Monday, September 3, 2018

THE MAN WHO SAVED PARIS: Roger West’s Ride 1914, By Michael Carragher, Unicorn Publishing Group, UK

Lieutenant Roger R.F. West, DSO




For those with only general knowledge of the events of World War I, here is an on-the-scene memoir that will bring it alive. This is an important book because it gives us one man’s story while placing him within the conflict happening all around him. British-born Roger West was of Anglo-German stock, with many German friends, but when the war broke out he volunteered to serve with the British. Being an expert motorcyclist, he was assigned as a despatch rider to the 19th Brigade in France, which bore the brunt of the fighting in the first few weeks in 1914. Even while in the heat of battle, he jotted events in his diary (Aug 4-Sept 18) and told of many hair-raising experiences.

The bridge at Pontoise-lès-Noyon
Historian Michael Carragher proposes that it was a seemingly casual act by West that changed the course of the war. When West discovered that the bridge at Pontoise-lès-Noyon had been left open to the German advance, he volunteered to ride back and blow it up. This prevented the Germans from crossing a key river and soundly defeating the French and British since, by taking Paris, the Germans would have won the war in a matter of weeks.
West’s diary entries are reproduced in full, with explanations by Carragher that give a broader picture of how West’s experiences fit in with the horrors occurring that same time. We learn how German armies poured through neutral Belgium in their attempt to destroy the French military and sweep down to take Paris.
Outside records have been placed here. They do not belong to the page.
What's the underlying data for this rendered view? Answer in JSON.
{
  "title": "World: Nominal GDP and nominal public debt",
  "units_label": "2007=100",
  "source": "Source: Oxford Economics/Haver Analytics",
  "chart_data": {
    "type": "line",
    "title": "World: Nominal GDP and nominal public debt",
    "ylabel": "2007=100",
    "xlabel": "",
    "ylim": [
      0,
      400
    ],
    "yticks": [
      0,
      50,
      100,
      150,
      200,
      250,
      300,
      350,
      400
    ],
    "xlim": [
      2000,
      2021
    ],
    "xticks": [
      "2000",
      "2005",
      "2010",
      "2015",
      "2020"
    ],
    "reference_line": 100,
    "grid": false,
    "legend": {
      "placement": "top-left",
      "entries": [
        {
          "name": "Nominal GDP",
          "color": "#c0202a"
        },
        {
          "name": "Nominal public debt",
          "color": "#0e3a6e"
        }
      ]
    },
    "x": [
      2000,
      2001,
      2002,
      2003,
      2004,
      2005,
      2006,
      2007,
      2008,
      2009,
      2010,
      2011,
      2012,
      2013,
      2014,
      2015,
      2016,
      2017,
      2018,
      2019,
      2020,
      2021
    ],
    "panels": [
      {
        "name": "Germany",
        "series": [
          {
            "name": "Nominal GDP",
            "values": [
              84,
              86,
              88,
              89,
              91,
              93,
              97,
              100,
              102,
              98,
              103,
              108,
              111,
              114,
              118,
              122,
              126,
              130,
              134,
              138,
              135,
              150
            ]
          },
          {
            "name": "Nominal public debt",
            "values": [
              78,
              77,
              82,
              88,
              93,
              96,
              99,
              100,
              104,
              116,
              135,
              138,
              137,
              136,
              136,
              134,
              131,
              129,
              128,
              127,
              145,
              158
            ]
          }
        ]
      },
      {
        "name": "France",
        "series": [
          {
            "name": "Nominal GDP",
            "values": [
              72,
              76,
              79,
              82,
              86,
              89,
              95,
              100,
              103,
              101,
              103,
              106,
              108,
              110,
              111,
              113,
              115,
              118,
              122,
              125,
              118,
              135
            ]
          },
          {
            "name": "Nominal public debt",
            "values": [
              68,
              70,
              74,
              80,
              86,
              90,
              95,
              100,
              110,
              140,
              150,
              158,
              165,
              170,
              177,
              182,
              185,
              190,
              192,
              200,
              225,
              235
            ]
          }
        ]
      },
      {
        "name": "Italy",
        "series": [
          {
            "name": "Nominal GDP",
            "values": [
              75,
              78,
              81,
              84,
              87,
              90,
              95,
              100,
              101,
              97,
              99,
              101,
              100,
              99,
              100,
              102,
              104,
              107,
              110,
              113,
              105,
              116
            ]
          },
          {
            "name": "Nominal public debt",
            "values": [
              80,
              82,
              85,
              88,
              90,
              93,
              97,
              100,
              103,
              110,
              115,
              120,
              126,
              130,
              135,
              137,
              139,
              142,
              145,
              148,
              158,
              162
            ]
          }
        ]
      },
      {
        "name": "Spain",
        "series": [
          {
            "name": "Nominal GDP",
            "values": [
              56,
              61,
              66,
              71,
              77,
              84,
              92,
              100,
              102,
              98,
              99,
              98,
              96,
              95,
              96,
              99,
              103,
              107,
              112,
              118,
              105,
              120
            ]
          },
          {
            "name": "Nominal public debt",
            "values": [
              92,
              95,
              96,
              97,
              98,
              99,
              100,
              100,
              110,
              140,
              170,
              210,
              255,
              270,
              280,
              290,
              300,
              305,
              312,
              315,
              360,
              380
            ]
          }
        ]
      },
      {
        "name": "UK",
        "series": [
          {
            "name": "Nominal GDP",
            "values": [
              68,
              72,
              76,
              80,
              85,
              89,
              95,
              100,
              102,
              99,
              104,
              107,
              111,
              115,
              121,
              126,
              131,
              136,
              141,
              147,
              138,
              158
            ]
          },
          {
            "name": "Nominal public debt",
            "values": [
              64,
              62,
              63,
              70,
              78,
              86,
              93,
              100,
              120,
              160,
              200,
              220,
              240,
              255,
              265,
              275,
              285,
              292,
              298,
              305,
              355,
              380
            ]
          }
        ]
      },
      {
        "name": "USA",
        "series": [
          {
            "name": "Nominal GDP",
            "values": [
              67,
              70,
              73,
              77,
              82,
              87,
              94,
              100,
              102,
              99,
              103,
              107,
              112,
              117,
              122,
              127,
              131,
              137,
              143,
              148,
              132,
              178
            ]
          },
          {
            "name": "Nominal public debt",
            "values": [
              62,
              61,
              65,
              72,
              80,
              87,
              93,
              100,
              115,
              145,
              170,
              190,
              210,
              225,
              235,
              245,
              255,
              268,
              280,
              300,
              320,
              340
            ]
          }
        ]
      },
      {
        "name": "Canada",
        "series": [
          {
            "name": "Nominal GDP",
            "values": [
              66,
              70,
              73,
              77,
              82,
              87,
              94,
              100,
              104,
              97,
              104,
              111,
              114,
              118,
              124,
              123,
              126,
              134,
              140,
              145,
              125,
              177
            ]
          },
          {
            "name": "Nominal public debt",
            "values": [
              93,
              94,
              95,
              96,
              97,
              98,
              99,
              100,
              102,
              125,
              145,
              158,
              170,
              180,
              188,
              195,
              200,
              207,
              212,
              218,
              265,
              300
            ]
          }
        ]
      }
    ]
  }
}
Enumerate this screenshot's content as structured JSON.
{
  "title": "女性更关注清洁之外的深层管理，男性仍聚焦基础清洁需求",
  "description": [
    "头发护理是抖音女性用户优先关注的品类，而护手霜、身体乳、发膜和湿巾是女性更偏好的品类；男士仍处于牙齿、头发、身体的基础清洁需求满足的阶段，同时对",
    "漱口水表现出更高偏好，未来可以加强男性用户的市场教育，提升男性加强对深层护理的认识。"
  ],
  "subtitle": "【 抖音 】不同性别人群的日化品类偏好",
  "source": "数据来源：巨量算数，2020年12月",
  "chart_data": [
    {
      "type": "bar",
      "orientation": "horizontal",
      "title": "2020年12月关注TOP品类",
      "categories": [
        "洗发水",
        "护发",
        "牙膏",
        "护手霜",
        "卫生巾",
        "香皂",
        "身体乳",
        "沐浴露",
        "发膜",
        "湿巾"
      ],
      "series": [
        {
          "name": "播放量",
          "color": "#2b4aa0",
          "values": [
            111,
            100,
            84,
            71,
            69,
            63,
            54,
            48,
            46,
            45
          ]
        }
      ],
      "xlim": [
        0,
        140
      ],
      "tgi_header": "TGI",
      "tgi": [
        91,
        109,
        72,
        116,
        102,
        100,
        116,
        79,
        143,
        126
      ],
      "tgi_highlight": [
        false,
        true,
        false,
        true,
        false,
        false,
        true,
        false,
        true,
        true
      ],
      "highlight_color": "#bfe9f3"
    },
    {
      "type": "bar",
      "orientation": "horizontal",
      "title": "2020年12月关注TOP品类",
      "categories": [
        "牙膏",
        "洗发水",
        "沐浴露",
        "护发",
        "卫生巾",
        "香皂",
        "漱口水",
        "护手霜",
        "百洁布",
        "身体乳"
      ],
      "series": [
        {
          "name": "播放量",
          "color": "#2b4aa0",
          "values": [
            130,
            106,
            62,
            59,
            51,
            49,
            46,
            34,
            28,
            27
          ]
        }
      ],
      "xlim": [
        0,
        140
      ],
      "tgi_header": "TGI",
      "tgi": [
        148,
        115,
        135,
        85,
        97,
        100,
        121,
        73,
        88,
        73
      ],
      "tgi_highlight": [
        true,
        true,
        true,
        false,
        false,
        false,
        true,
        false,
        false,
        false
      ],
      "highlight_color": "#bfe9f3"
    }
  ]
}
Only the tiny British Expeditionary Force got in the way, and their fighting has achieved a mythical status for the endurance of British regulars in the face of the ruthless might of the Germans who outnumbered them several times over.
British despatch rider
West tells an absorbing story of how he moved around the battlefield amid chaos and uncertainty and his account is full of atmosphere and detail. Even though he was crippled with a badly damaged foot, he still rode around the clock, delivering dispatches and directing and assisting soldiers separated from their units. The picture of an exhausted but determined young man, trundling around the battlefield on a worn-out motorcycle, is gripping, thanks to West’s vivid descriptions of those times.
After the war West was awarded The Distinguished Service Order (DSO) the first decoration awarded to the Intelligence Corps for his bold act that had saved Paris. In his memoir, written later but based on his diary, West modestly states: “I was astonished when I heard the idea put about that I had saved Paris… a gross if enthusiastic overstatement… but the demolition of the bridge at Pontoise no doubt played some part in the outcome of events.”
German Cavalry Patrol
One moving incident haunted him all his life. While hiding beside a road in France he saw a German patrol approaching. In his own words: “So here were 21 Cavalry, at 200 yards or less; and myself prone in the long grass above them. I sighted on the leader and then another and another. Eleven of them at least were sitting ducks, and as good as dead, and maybe all 21 before they could reach any sort of cover. It was my duty to kill them. Or was it? For once, in the impersonality of war, I could see them close-to, as fellow men, such men as I had met and been friends with at Bonn University before the war. The horses slopped along with heavy feet, and the leader’s head was bowed on his chest from sheer exhaustion. So, they had been having a hard time too. I squeezed the trigger lightly but not enough to fire, and then crawled back down the embankment to my cycle. I tried to rationalize it to myself - my rifle was full of dust and might have jammed; I was probably unsteady and might have missed; but I knew in my heart I could not have murdered those men.”
The book stays true to Roger West, showing how the tough time he had in the war, and the loss of so many dear comrades, led to his lifelong suffering from PTSD, then called shell shock. After the war was over he left England and moved to British Columbia whose mountains calmed his spirit. In 1938 he moved with his wife to California and became an advisor to Paramount Pictures, working on many movies before ending his days in Carmel, aged 84.